If we accept the above cite for the impact on the price of corn, the economics of supply and demand would imply an increase not just for products that use corn as an input, but also for substitutes for corn, such as wheat. As the price of corn goes up, there is an increase in demand for wheat. Assuming a constant supply of wheat, prices for it will go up.
As an increase in demand for corn goes up, there is a decrease in the supply of other foods we buy as farmers switch from growing them to corn. Prices are universally on the rise.
But the OP is whether this is a result of government support for biofuels. It’s clear that the demand for ethanol is on the rise, but is this a result of government actions?
It’s unlikely (and that’s about as definitive as can be said here) that the expansion in biofuels would have been so dramatic if not for government mandates and tax breaks.
That said, the total corn crop of the U.S. was about $35 billion before the ethanol market took off.
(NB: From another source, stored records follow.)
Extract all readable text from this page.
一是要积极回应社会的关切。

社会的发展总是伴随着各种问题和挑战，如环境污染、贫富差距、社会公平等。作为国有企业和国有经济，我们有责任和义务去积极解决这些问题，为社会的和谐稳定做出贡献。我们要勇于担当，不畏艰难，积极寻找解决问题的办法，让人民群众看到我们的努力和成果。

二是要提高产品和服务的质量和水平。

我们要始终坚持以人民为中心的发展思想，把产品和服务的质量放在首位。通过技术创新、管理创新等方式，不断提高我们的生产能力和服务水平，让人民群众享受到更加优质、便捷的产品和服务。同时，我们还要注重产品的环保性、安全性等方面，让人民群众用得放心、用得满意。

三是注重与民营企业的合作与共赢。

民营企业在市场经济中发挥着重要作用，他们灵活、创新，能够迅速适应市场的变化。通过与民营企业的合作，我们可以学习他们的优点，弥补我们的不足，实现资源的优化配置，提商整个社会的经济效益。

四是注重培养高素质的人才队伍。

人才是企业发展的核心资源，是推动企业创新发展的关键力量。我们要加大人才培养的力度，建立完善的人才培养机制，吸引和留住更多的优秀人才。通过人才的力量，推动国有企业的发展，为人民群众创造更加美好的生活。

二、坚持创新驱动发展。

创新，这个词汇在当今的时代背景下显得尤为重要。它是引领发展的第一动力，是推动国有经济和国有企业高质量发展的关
In 2007 it increased to about $52 billion.
However, Americans spend more than $800 billion on food so the rise in corn prices is just a drop in the bucket of the total cost of food.
According to this AP story the cost of wheat has gone up more than 300% in less than a year.
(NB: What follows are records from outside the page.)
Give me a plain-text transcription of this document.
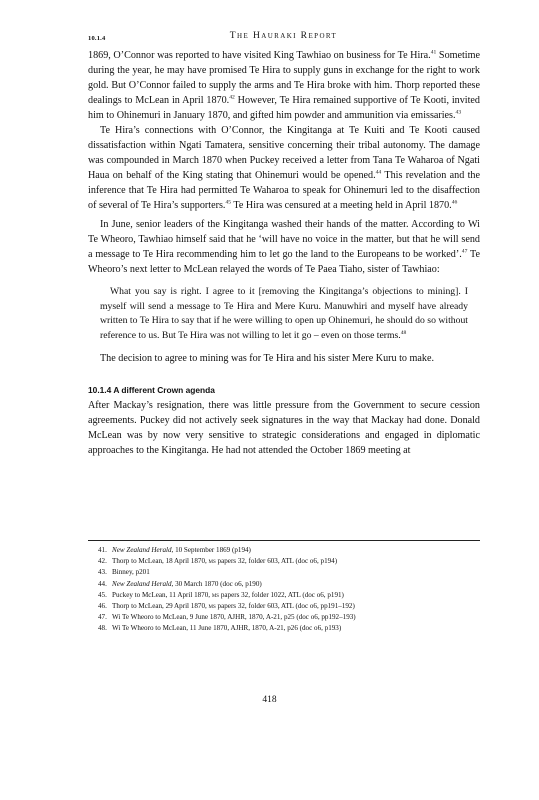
10.1.4	The Hauraki Report

1869, O’Connor was reported to have visited King Tawhiao on business for Te Hira.$^{41}$ Sometime during the year, he may have promised Te Hira to supply guns in exchange for the right to work gold. But O’Connor failed to supply the arms and Te Hira broke with him. Thorp reported these dealings to McLean in April 1870.42 However, Te Hira remained supportive of Te Kooti, invited him to Ohinemuri in January 1870, and gifted him powder and ammunition via emissaries.$^{43}$

Te Hira’s connections with O’Connor, the Kingitanga at Te Kuiti and Te Kooti caused dissatisfaction within Ngati Tamatera, sensitive concerning their tribal autonomy. The damage was compounded in March 1870 when Puckey received a letter from Tana Te Waharoa of Ngati Haua on behalf of the King stating that Ohinemuri would be opened.$^{44}$ This revelation and the inference that Te Hira had permitted Te Waharoa to speak for Ohinemuri led to the disaffection of several of Te Hira’s supporters.$^{45}$ Te Hira was censured at a meeting held in April 1870.46

In June, senior leaders of the Kingitanga washed their hands of the matter. According to Wi Te Wheoro, Tawhiao himself said that he ‘will have no voice in the matter, but that he will send a message to Te Hira recommending him to let go the land to the Europeans to be worked’.$^{47}$ Te Wheoro’s next letter to McLean relayed the words of Te Paea Tiaho, sister of Tawhiao:

What you say is right. I agree to it [removing the Kingitanga’s objections to mining]. I myself will send a message to Te Hira and Mere Kuru. Manuwhiri and myself have already written to Te Hira to say that if he were willing to open up Ohinemuri, he should do so without reference to us. But Te Hira was not willing to let it go – even on those terms.$^{48}$

The decision to agree to mining was for Te Hira and his sister Mere Kuru to make.

10.1.4 A different Crown agenda

After Mackay’s resignation, there was little pressure from the Government to secure cession agreements. Puckey did not actively seek signatures in the way that Mackay had done. Donald McLean was by now very sensitive to strategic considerations and engaged in diplomatic approaches to the Kingitanga. He had not attended the October 1869 meeting at

41. New Zealand Herald, 10 September 1869 (p194)
42. Thorp to McLean, 18 April 1870, ms papers 32, folder 603, ATL (doc o6, p194)
43. Binney, p201
44. New Zealand Herald, 30 March 1870 (doc o6, p190)
45. Puckey to McLean, 11 April 1870, ms papers 32, folder 1022, ATL (doc o6, p191)
46. Thorp to McLean, 29 April 1870, ms papers 32, folder 603, ATL (doc o6, pp191–192)
47. Wi Te Wheoro to McLean, 9 June 1870, AJHR, 1870, A-21, p25 (doc o6, pp192–193)
48. Wi Te Wheoro to McLean, 11 June 1870, AJHR, 1870, A-21, p26 (doc o6, p193)
418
Here is a good article from the BBC that discusses how the high cost of corn has made it very difficult for Mexicans to buy their tortillas.
The article doesn’t mention this, but corn prices are also high because many parts of the country were in drought conditions in recent years, so yields were down for all feed crops. I know a lot more people planted corn in 2007, but there would have been even more if not for the drought. That goes for all feed crops. Feed prices are up across the board.
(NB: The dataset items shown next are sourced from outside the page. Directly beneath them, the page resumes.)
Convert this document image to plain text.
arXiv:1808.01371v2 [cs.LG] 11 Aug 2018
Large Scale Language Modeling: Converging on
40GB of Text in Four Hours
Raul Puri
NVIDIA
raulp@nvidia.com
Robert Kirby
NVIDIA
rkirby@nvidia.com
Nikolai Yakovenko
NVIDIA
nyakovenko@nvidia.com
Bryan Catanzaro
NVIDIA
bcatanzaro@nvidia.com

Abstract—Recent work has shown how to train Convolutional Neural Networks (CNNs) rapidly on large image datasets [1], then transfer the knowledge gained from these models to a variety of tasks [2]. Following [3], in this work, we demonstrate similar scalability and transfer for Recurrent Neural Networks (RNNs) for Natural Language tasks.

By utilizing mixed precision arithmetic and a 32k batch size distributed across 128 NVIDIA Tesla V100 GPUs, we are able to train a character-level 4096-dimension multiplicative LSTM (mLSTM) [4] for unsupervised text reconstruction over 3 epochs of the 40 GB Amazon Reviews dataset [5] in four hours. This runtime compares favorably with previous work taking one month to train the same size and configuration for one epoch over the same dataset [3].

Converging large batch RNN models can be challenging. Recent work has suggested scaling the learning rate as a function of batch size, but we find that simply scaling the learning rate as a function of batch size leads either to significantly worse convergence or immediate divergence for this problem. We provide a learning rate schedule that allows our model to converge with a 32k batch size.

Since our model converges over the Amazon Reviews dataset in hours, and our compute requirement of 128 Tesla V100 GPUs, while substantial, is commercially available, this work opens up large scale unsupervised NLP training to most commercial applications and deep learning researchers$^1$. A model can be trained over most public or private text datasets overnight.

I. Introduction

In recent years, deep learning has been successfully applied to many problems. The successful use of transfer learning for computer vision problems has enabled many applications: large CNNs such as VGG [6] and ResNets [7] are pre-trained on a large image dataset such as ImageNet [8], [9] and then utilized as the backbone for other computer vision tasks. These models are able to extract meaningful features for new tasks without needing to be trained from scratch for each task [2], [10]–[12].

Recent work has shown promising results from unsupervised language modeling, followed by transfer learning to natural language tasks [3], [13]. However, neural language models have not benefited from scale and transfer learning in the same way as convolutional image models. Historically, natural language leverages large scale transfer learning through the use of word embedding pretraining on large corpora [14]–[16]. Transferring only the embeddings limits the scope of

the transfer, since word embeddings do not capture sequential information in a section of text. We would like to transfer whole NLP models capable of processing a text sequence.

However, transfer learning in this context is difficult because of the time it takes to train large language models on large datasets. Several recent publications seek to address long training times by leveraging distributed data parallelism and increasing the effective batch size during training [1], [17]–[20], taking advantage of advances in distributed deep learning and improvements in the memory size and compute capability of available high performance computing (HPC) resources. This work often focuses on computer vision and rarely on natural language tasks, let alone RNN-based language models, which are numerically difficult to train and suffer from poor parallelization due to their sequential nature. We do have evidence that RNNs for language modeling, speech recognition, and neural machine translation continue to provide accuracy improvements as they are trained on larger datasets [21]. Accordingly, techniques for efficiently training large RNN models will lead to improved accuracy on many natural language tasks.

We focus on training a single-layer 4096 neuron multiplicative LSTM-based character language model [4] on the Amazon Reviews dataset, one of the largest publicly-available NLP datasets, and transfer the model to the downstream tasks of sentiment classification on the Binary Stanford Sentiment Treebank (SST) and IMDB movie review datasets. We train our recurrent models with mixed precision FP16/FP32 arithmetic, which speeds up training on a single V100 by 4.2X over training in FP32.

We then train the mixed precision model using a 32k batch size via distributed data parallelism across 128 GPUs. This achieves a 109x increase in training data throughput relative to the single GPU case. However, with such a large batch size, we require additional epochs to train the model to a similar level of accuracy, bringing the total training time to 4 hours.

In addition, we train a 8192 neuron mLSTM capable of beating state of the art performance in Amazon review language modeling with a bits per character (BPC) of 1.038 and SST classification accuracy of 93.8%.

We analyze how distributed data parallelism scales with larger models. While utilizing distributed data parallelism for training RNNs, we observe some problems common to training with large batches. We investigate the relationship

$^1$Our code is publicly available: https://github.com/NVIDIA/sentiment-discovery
Ten percent of farmers in Tennessee went out of business last year because of the drought.
I know that here, we didn’t have enough hay to make it through the winter, so we’ve been purchasing it for the past month or so. The pastures won’t dry up until the end of April, so we’ve got another six weeks of purchasing hay. According to my dad, prices for hay are high in general and the quality isn’t all that good.
And it drives the cost of fuel up, and the MPG down.
It’s nuts.
I really wonder if it makes much difference emissions wise in newer vehicles.